Uniword uses a 4-layer model-driven architecture where all OOXML structures are represented as Ruby objects.

1. Architecture Diagram

+-------------------------------------------------------------+
|                      Uniword Gem                            |
|                   (Public API Layer)                        |
+-------------------------------------------------------------+
|                                                             |
|  +----------------+           +------------------+         |
|  |  Format Layer  |           |  Document Layer  |         |
|  |                |           |                  |         |
|  | - DOCX Handler |<----------| - Document Model |         |
|  |   (Read/Write) |           |   (lutaml-model) |         |
|  | - MHTML Handler|           | - Element Models |         |
|  |   (Read/Write) |           | - Style Models   |         |
|  +----------------+           +------------------+         |
|         |                              |                   |
|         v                              v                   |
|  +----------------+           +------------------+         |
|  | Serialization  |           |  Component Layer |         |
|  |     Layer      |           |                  |         |
|  |                |           | - Paragraphs     |         |
|  | - XML Parser/  |<----------| - Tables         |         |
|  |   Serializer   |           | - Images         |         |
|  |   (lutaml)     |           | - Lists          |         |
|  | - MIME Handler |           | - Styles         |         |
|  | - ZIP Handler  |           | - Runs           |         |
|  +----------------+           +------------------+         |
+-------------------------------------------------------------+

2. Format Layer

The Format Layer handles the physical file format. It contains two format handlers:

  • DOCX Handler — Reads and writes .docx files (Word 2007+). Manages the ZIP package, content types, and relationships.

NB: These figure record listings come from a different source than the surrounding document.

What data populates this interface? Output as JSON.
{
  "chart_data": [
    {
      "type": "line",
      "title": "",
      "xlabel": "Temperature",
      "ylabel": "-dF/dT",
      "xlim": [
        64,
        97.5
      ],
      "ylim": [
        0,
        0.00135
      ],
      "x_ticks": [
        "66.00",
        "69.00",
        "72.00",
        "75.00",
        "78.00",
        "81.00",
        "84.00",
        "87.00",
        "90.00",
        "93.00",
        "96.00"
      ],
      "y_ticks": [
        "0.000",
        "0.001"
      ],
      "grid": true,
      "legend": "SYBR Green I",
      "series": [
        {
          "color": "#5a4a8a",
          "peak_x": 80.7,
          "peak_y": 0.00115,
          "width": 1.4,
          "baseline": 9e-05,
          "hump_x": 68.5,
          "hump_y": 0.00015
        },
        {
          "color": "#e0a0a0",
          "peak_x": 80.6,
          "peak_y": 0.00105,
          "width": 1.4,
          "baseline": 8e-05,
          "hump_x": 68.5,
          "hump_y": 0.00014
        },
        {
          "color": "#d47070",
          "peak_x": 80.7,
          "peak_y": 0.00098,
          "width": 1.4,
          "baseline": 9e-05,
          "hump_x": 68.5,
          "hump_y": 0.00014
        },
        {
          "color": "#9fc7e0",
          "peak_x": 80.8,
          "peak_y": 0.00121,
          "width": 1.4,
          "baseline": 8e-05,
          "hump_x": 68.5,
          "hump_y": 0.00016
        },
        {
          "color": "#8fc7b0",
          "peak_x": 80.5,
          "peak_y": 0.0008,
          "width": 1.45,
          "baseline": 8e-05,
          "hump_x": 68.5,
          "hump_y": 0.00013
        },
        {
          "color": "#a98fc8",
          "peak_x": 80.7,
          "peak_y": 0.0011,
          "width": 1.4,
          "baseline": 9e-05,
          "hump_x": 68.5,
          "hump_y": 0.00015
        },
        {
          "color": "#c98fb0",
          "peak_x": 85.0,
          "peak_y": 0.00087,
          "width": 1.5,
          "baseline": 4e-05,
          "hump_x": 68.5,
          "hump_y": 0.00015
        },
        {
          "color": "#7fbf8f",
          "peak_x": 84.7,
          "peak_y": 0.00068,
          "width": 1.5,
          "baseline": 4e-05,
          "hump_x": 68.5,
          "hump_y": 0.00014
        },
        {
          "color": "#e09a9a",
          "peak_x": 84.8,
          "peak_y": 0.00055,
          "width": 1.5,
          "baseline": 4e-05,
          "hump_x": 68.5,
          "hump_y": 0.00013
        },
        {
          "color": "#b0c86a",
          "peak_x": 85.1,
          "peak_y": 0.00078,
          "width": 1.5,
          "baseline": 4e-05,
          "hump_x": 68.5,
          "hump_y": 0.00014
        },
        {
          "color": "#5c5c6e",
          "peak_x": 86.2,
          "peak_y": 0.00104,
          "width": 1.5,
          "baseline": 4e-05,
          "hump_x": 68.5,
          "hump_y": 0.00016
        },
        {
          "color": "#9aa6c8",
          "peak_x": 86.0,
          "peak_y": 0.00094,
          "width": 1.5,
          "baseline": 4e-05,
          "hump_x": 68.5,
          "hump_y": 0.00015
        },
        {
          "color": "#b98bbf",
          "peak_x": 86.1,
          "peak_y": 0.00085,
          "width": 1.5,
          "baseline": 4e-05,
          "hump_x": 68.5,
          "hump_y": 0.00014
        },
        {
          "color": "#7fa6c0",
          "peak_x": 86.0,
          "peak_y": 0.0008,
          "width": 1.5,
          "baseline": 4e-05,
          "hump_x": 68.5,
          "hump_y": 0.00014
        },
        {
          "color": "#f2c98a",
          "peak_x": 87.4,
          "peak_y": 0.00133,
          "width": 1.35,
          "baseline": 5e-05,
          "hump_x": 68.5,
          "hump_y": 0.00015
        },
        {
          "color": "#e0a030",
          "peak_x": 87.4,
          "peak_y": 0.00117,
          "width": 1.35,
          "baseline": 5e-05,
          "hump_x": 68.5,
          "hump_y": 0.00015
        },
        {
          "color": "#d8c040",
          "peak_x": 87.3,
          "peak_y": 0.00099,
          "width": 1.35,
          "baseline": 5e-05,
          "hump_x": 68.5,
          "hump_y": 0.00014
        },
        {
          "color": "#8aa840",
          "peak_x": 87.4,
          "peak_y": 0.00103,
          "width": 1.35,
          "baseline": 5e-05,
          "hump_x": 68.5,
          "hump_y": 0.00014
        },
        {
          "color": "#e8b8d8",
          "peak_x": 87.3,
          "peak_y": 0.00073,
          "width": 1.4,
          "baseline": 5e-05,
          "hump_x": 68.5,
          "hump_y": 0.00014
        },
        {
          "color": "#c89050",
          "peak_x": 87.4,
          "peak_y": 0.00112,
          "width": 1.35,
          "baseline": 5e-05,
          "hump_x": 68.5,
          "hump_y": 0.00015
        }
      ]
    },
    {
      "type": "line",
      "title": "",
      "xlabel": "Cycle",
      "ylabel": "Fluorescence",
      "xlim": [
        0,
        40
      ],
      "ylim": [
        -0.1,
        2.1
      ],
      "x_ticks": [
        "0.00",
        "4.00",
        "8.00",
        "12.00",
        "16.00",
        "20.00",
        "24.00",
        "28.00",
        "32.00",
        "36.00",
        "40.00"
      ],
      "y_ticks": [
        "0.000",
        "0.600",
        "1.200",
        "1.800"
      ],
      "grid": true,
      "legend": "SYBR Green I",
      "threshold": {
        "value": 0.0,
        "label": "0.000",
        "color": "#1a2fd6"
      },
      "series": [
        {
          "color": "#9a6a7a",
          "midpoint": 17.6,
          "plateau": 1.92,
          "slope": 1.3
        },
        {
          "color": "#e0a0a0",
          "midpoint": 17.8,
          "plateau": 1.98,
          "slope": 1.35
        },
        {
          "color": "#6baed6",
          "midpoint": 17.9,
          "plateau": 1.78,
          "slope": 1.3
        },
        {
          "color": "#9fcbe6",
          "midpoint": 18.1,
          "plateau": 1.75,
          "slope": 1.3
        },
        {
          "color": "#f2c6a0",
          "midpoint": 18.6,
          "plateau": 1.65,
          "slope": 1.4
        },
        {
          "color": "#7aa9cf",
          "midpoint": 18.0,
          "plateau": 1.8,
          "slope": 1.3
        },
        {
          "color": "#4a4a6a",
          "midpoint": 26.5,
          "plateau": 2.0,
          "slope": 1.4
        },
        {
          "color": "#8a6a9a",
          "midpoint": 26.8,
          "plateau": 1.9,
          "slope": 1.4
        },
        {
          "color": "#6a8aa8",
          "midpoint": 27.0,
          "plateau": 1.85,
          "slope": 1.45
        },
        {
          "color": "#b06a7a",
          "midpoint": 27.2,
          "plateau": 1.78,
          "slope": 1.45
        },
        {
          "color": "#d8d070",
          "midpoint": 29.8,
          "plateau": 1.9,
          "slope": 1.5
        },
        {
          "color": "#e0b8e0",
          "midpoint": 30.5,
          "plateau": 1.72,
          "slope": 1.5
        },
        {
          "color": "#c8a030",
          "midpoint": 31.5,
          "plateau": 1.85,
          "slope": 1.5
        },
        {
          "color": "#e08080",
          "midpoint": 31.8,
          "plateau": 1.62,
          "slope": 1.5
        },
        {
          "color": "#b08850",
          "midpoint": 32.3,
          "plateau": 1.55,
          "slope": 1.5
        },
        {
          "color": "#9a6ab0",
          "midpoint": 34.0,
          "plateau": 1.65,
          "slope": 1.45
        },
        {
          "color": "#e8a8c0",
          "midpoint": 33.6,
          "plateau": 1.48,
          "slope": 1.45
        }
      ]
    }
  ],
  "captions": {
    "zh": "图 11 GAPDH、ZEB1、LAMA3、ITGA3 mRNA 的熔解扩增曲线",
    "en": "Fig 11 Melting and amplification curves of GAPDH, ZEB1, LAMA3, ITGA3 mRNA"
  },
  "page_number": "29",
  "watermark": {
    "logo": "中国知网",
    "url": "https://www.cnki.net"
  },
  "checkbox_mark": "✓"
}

  • MHTML Handler — Reads and writes .mhtml files (Word 2003+). Handles MIME multipart encoding and CSS generation.

Format handlers delegate parsing and serialization to the Serialization Layer, and document structure to the Document Layer.

3. Document Layer

The Document Layer contains the core object model:

  • Document Model — The top-level Document class representing a complete Word document.

  • Element Models — 760 OOXML element classes generated from YAML schemas, covering all 22 namespaces.

  • Style Models — Classes for paragraph styles, character styles, table styles, and numbering definitions.

Every element in the Document Layer inherits from Lutaml::Model::Serializable and uses the lutaml-model DSL for XML mapping.

4. Serialization Layer

The Serialization Layer converts between in-memory objects and persisted formats:

  • XML Parser/Serializer — Powered by lutaml-model, handles all XML reading and writing.

  • MIME Handler — Encodes and decodes MHTML multipart documents.

  • ZIP Handler — Manages the DOCX ZIP package structure via rubyzip.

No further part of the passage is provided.